Split tends to focus on carryout numbers first and says they are pretty neutral.
“The carryout did come down slightly for corn. Not quite as much as what the trade was looking for. So you could say bearish compared to expectations. But in the very big picture, the numbers didn't change a whole lot and didn't change on soybeans at all,” he said.
He says the market reacted negatively a first because of the pre-report expectations.
“But as we see that they're very close where the USDA had them on the December WASDE report, the market kind of came back and is trading near unchanged now,” he added.
Additionally, Split said the market might be surprised to see USDA raise yields on corn and soybeans, one bushel per acre and a half bushel per acre respectively. However, what surprised him were revisions to the feed and residual use category for last year’s crop.
“I think the surprise to me as you get into the numbers was some of the revisions that the USDA made on last year's corn crop,” Split explained. “Number one [they] reduced the feed and residual number. They had actually just bumped it up on the on the October WASDE report because of the results of the September quarterly stocks report. The net change in last year's crop increased the stocks from last year's crop by 107 million bushels.

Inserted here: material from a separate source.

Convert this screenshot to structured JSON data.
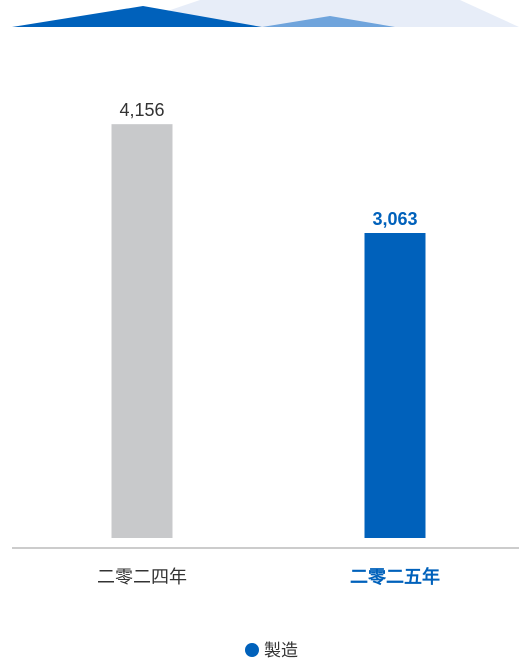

So, USDA based on the quarterly stocks number on this report did come in and increase the feed residual demand by 250 million bushels.”
Split says that change was partially offset by a little increase in production and lower exports.
“The 107 million bushels from last year really kind of took some of the wind out of the sails because without that, our carry out actually would have would have dropped. Not substantially, but we'd be closer to a 1.78, 1.79 type of a carryout for this year's crop.”